22.01.2020 - Das Neue Frankfurt: Exil und Remigration. Eine Großstadtutopie als kulturelles Transfergut Neue Studie zur Stadtgeschichte erschienen

 

Die Kulturdezernentin
Dr. Ina Hartwig

PRESSEINFORMATION
20.01.2020

Das Neue Frankfurt: Exil und Remigration. Eine Großstadtutopie als kulturelles Transfergut
Neue Studie zur Stadtgeschichte erschienen

Das Neue Frankfurt ist als einzigartiges Avantgardeprojekt inzwischen fast so bekannt wie das Bauhaus.
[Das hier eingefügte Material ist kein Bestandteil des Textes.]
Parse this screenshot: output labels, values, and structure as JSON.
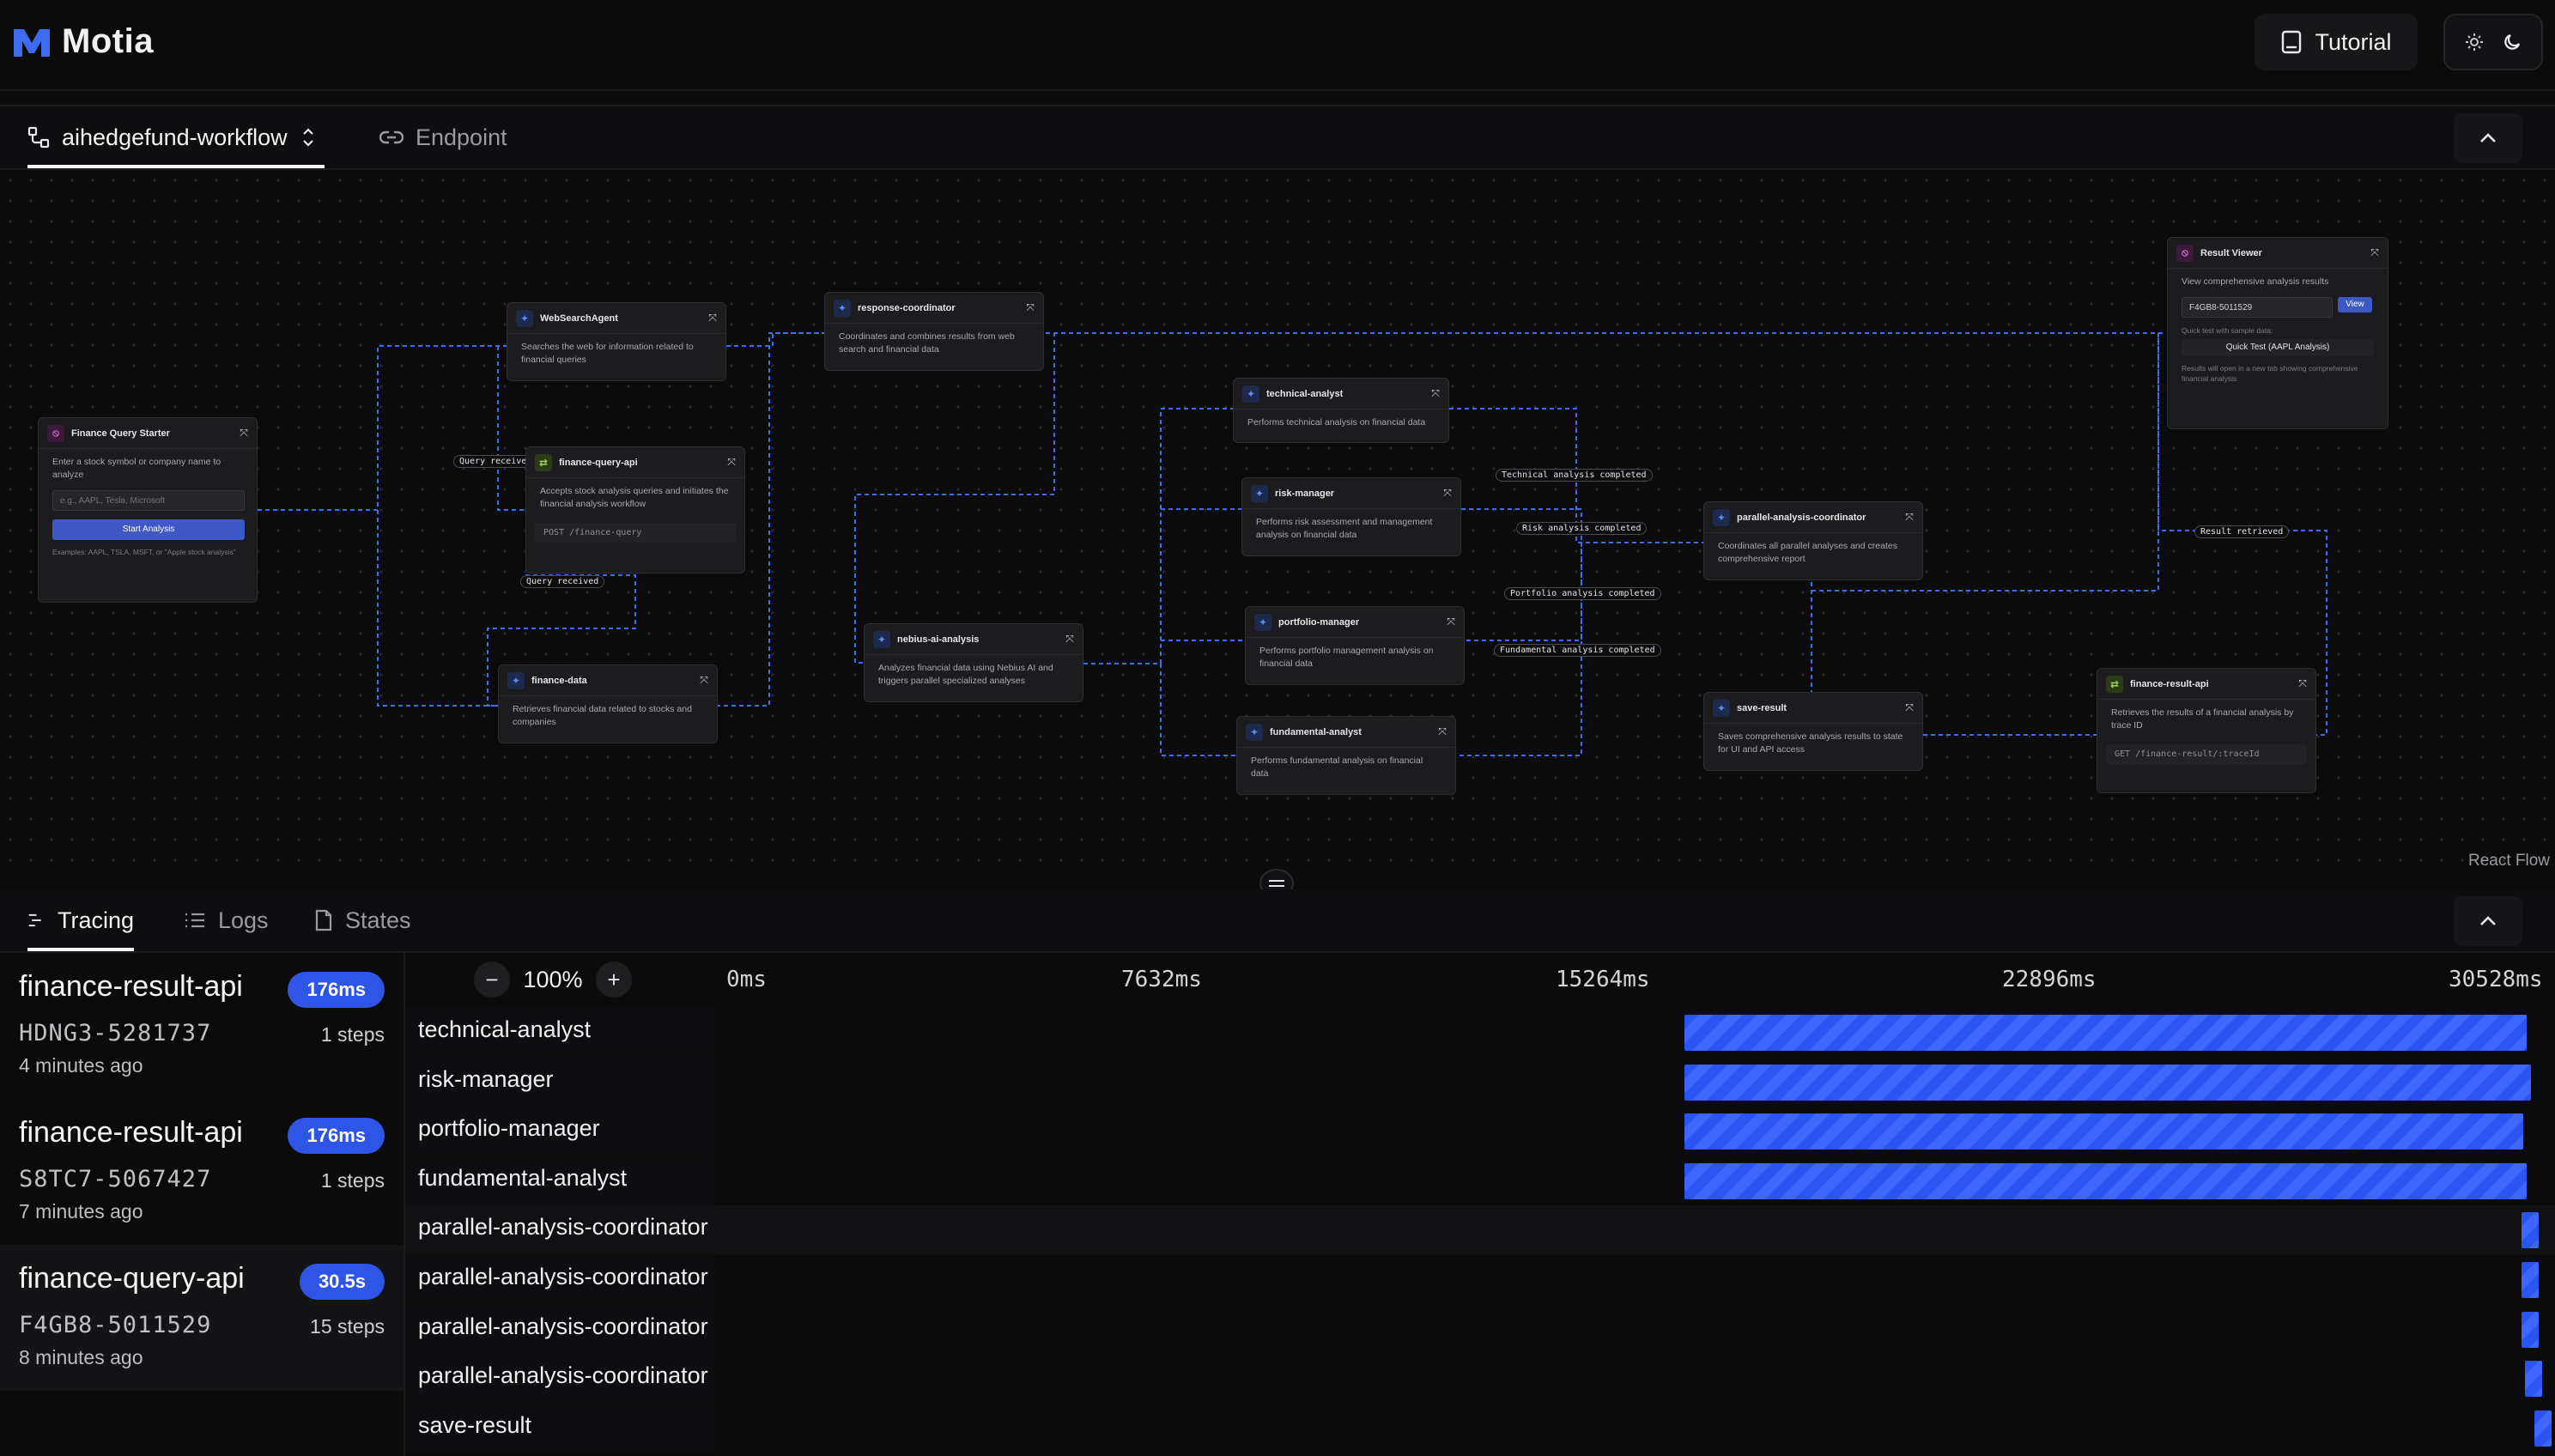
{
  "app": {
    "name": "Motia"
  },
  "header": {
    "tutorial_label": "Tutorial",
    "theme": [
      "light-icon",
      "dark-icon"
    ]
  },
  "flow_tabs": {
    "workflow": "aihedgefund-workflow",
    "endpoint": "Endpoint"
  },
  "flow": {
    "attribution": "React Flow",
    "nodes": {
      "starter": {
        "title": "Finance Query Starter",
        "desc": "Enter a stock symbol or company name to analyze",
        "placeholder": "e.g., AAPL, Tesla, Microsoft",
        "button": "Start Analysis",
        "hint": "Examples: AAPL, TSLA, MSFT, or \"Apple stock analysis\""
      },
      "websearch": {
        "title": "WebSearchAgent",
        "desc": "Searches the web for information related to financial queries"
      },
      "finance_query_api": {
        "title": "finance-query-api",
        "desc": "Accepts stock analysis queries and initiates the financial analysis workflow",
        "route": "POST /finance-query"
      },
      "finance_data": {
        "title": "finance-data",
        "desc": "Retrieves financial data related to stocks and companies"
      },
      "response_coordinator": {
        "title": "response-coordinator",
        "desc": "Coordinates and combines results from web search and financial data"
      },
      "nebius": {
        "title": "nebius-ai-analysis",
        "desc": "Analyzes financial data using Nebius AI and triggers parallel specialized analyses"
      },
      "technical": {
        "title": "technical-analyst",
        "desc": "Performs technical analysis on financial data"
      },
      "risk": {
        "title": "risk-manager",
        "desc": "Performs risk assessment and management analysis on financial data"
      },
      "portfolio": {
        "title": "portfolio-manager",
        "desc": "Performs portfolio management analysis on financial data"
      },
      "fundamental": {
        "title": "fundamental-analyst",
        "desc": "Performs fundamental analysis on financial data"
      },
      "parallel": {
        "title": "parallel-analysis-coordinator",
        "desc": "Coordinates all parallel analyses and creates comprehensive report"
      },
      "save_result": {
        "title": "save-result",
        "desc": "Saves comprehensive analysis results to state for UI and API access"
      },
      "finance_result_api": {
        "title": "finance-result-api",
        "desc": "Retrieves the results of a financial analysis by trace ID",
        "route": "GET /finance-result/:traceId"
      },
      "result_viewer": {
        "title": "Result Viewer",
        "desc": "View comprehensive analysis results",
        "input_value": "F4GB8-5011529",
        "view_button": "View",
        "quick_label": "Quick test with sample data:",
        "quick_button": "Quick Test (AAPL Analysis)",
        "note": "Results will open in a new tab showing comprehensive financial analysis"
      }
    },
    "edge_labels": {
      "query_received_1": "Query received",
      "query_received_2": "Query received",
      "technical_done": "Technical analysis completed",
      "risk_done": "Risk analysis completed",
      "portfolio_done": "Portfolio analysis completed",
      "fundamental_done": "Fundamental analysis completed",
      "result_retrieved": "Result retrieved"
    }
  },
  "bottom_tabs": {
    "tracing": "Tracing",
    "logs": "Logs",
    "states": "States"
  },
  "traces": [
    {
      "name": "finance-result-api",
      "duration": "176ms",
      "id": "HDNG3-5281737",
      "steps": "1 steps",
      "time": "4 minutes ago"
    },
    {
      "name": "finance-result-api",
      "duration": "176ms",
      "id": "S8TC7-5067427",
      "steps": "1 steps",
      "time": "7 minutes ago"
    },
    {
      "name": "finance-query-api",
      "duration": "30.5s",
      "id": "F4GB8-5011529",
      "steps": "15 steps",
      "time": "8 minutes ago"
    }
  ],
  "timeline": {
    "zoom": "100%",
    "ticks": [
      "0ms",
      "7632ms",
      "15264ms",
      "22896ms",
      "30528ms"
    ],
    "rows": [
      {
        "label": "technical-analyst",
        "start": 0.526,
        "end": 0.994
      },
      {
        "label": "risk-manager",
        "start": 0.526,
        "end": 0.996
      },
      {
        "label": "portfolio-manager",
        "start": 0.526,
        "end": 0.992
      },
      {
        "label": "fundamental-analyst",
        "start": 0.526,
        "end": 0.994
      },
      {
        "label": "parallel-analysis-coordinator",
        "start": 0.991,
        "end": 1.0
      },
      {
        "label": "parallel-analysis-coordinator",
        "start": 0.991,
        "end": 1.0
      },
      {
        "label": "parallel-analysis-coordinator",
        "start": 0.991,
        "end": 1.0
      },
      {
        "label": "parallel-analysis-coordinator",
        "start": 0.993,
        "end": 1.0
      },
      {
        "label": "save-result",
        "start": 0.998,
        "end": 1.0
      }
    ]
  }
}
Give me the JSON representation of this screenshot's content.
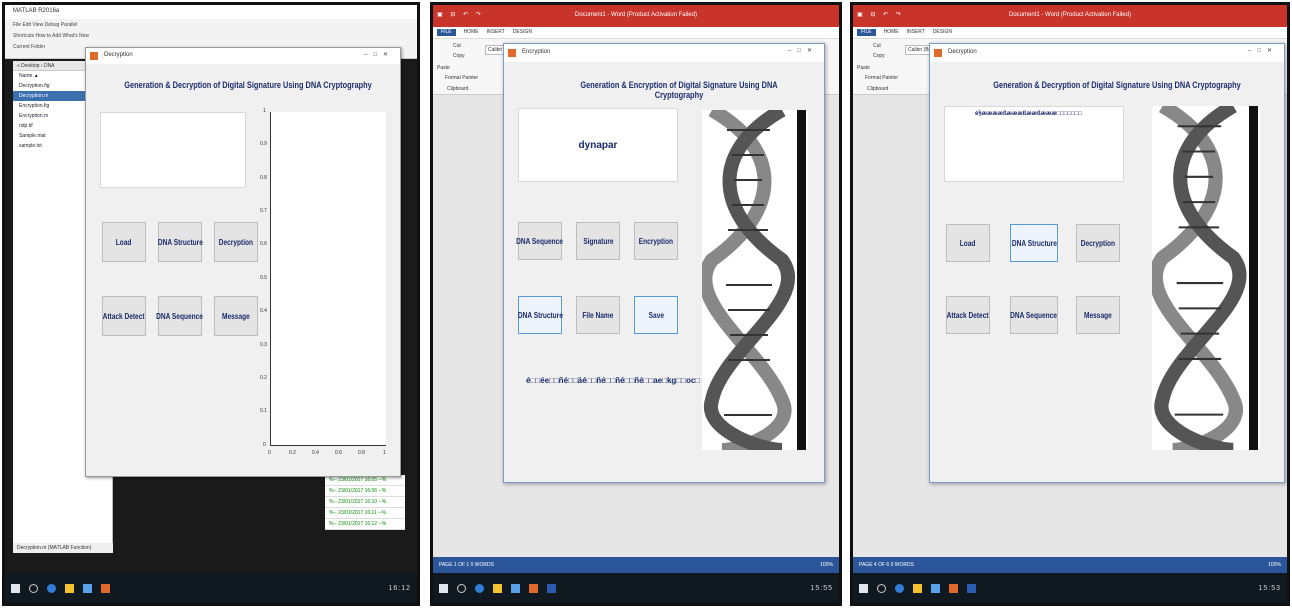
{
  "shot1": {
    "window_title": "MATLAB R2016a",
    "toolbar_row1": "File  Edit  View  Debug  Parallel",
    "toolbar_row2": "Shortcuts  How to Add  What's New",
    "current_folder_label": "Current Folder",
    "path_label": "« Desktop › DNA",
    "files_header": "Name ▲",
    "files": [
      "Decryption.fig",
      "Decryption.m",
      "Encryption.fig",
      "Encryption.m",
      "ndp.tif",
      "Sample.mat",
      "sample.txt"
    ],
    "selected_file_index": 1,
    "status_text": "Decryption.m (MATLAB Function)",
    "cmd_lines": [
      "%-- 23/01/2017 16:05 --%",
      "%-- 23/01/2017 16:06 --%",
      "%-- 23/01/2017 16:10 --%",
      "%-- 23/01/2017 16:11 --%",
      "%-- 23/01/2017 16:12 --%"
    ],
    "figure_title": "Decryption",
    "heading": "Generation & Decryption of Digital Signature Using DNA Cryptography",
    "buttons": [
      "Load",
      "DNA Structure",
      "Decryption",
      "Attack Detect",
      "DNA Sequence",
      "Message"
    ],
    "axes_yticks": [
      "1",
      "0.9",
      "0.8",
      "0.7",
      "0.6",
      "0.5",
      "0.4",
      "0.3",
      "0.2",
      "0.1",
      "0"
    ],
    "axes_xticks": [
      "0",
      "0.2",
      "0.4",
      "0.6",
      "0.8",
      "1"
    ],
    "clock": "16:12"
  },
  "shot2": {
    "word_title": "Document1 - Word (Product Activation Failed)",
    "tabs": [
      "FILE",
      "HOME",
      "INSERT",
      "DESIGN"
    ],
    "ribbon": {
      "cut": "Cut",
      "copy": "Copy",
      "paste": "Paste",
      "format_painter": "Format Painter",
      "font": "Calibri (Body)",
      "clipboard": "Clipboard"
    },
    "dialog_title": "Encryption",
    "heading": "Generation & Encryption of Digital Signature Using DNA Cryptography",
    "input_text": "dynapar",
    "buttons": [
      "DNA Sequence",
      "Signature",
      "Encryption",
      "DNA Structure",
      "File Name",
      "Save"
    ],
    "cipher_text": "é□□ée□□ñé□□äé□□ñé□□ñé□□ñé□□ae□kg□□oc□",
    "status_left": "PAGE 1 OF 1   0 WORDS",
    "status_right": "100%",
    "clock": "15:55"
  },
  "shot3": {
    "word_title": "Document1 - Word (Product Activation Failed)",
    "tabs": [
      "FILE",
      "HOME",
      "INSERT",
      "DESIGN"
    ],
    "ribbon": {
      "cut": "Cut",
      "copy": "Copy",
      "paste": "Paste",
      "format_painter": "Format Painter",
      "font": "Calibri (Body)",
      "clipboard": "Clipboard"
    },
    "dialog_title": "Decryption",
    "heading": "Generation & Decryption of Digital Signature Using DNA Cryptography",
    "panel_text": "é§ææææßæææßææßæææ□□□□□□□",
    "buttons": [
      "Load",
      "DNA Structure",
      "Decryption",
      "Attack Detect",
      "DNA Sequence",
      "Message"
    ],
    "status_left": "PAGE 4 OF 6   0 WORDS",
    "status_right": "100%",
    "clock": "15:53"
  },
  "colors": {
    "heading": "#1c2e6e",
    "word_red": "#c8332a",
    "word_blue": "#2b579a"
  }
}
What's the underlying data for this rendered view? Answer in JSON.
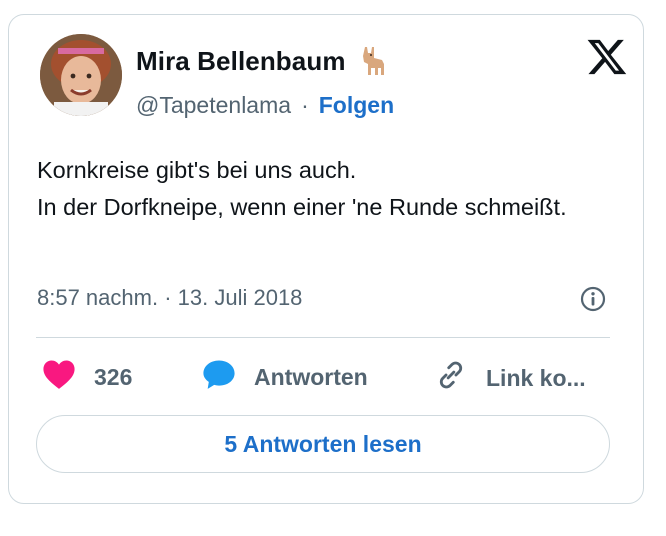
{
  "tweet": {
    "author_name": "Mira Bellenbaum",
    "author_emoji": "🦙",
    "handle": "@Tapetenlama",
    "separator": "·",
    "follow_label": "Folgen",
    "text": "Kornkreise gibt's bei uns auch.\nIn der Dorfkneipe, wenn einer 'ne Runde schmeißt.",
    "time": "8:57 nachm.",
    "date": "13. Juli 2018",
    "meta_separator": "·"
  },
  "actions": {
    "like_count": "326",
    "reply_label": "Antworten",
    "copy_label": "Link ko..."
  },
  "read_replies_label": "5 Antworten lesen",
  "colors": {
    "accent": "#1d6fc9",
    "like": "#f91880",
    "reply": "#1d9bf0",
    "secondary_text": "#536471",
    "border": "#cfd9de"
  },
  "icons": [
    "x-logo-icon",
    "llama-emoji-icon",
    "info-icon",
    "heart-icon",
    "speech-bubble-icon",
    "link-icon"
  ]
}
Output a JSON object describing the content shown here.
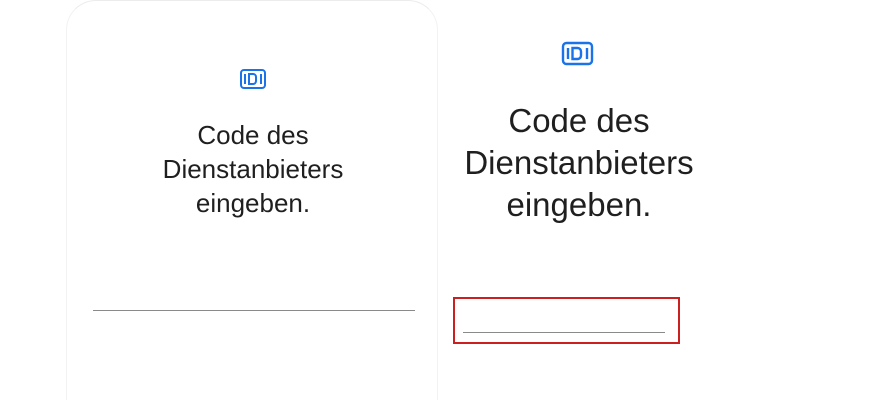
{
  "left_panel": {
    "icon": "sim-card-icon",
    "title_lines": [
      "Code des",
      "Dienstanbieters",
      "eingeben."
    ],
    "input_value": ""
  },
  "right_panel": {
    "icon": "sim-card-icon",
    "title_lines": [
      "Code des",
      "Dienstanbieters",
      "eingeben."
    ],
    "input_value": "",
    "highlight_color": "#cc1f1f"
  },
  "colors": {
    "accent": "#1a73e8",
    "text": "#1f1f1f",
    "underline": "#8a8a8a"
  }
}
Im Gegensatz zu der berühmten Kunstschule verfolgten seine Protagonisten im Frankfurter Planungsdezernat aber ein praxisorientiertes Gestaltungsprogramm, das die Mainstadt in der zweiten Hälfte der 1920er Jahre zur Hauptstadt der Moderne machte. Ihr ehrgeiziges Ziel war dabei nicht weniger als die Definition universal gültiger Normen in Architektur, Städtebau und Design. Die Nagelprobe folgte wenige Jahre später, als diverse Akteure des Neuen Frankfurt als Emigranten ihr Können im Ausland unter Beweis stellen mussten – und nochmals nach 1945, als die Konzepte des Neuen Frankfurt mit eben jenen Architekten nach Deutschland remigrierten.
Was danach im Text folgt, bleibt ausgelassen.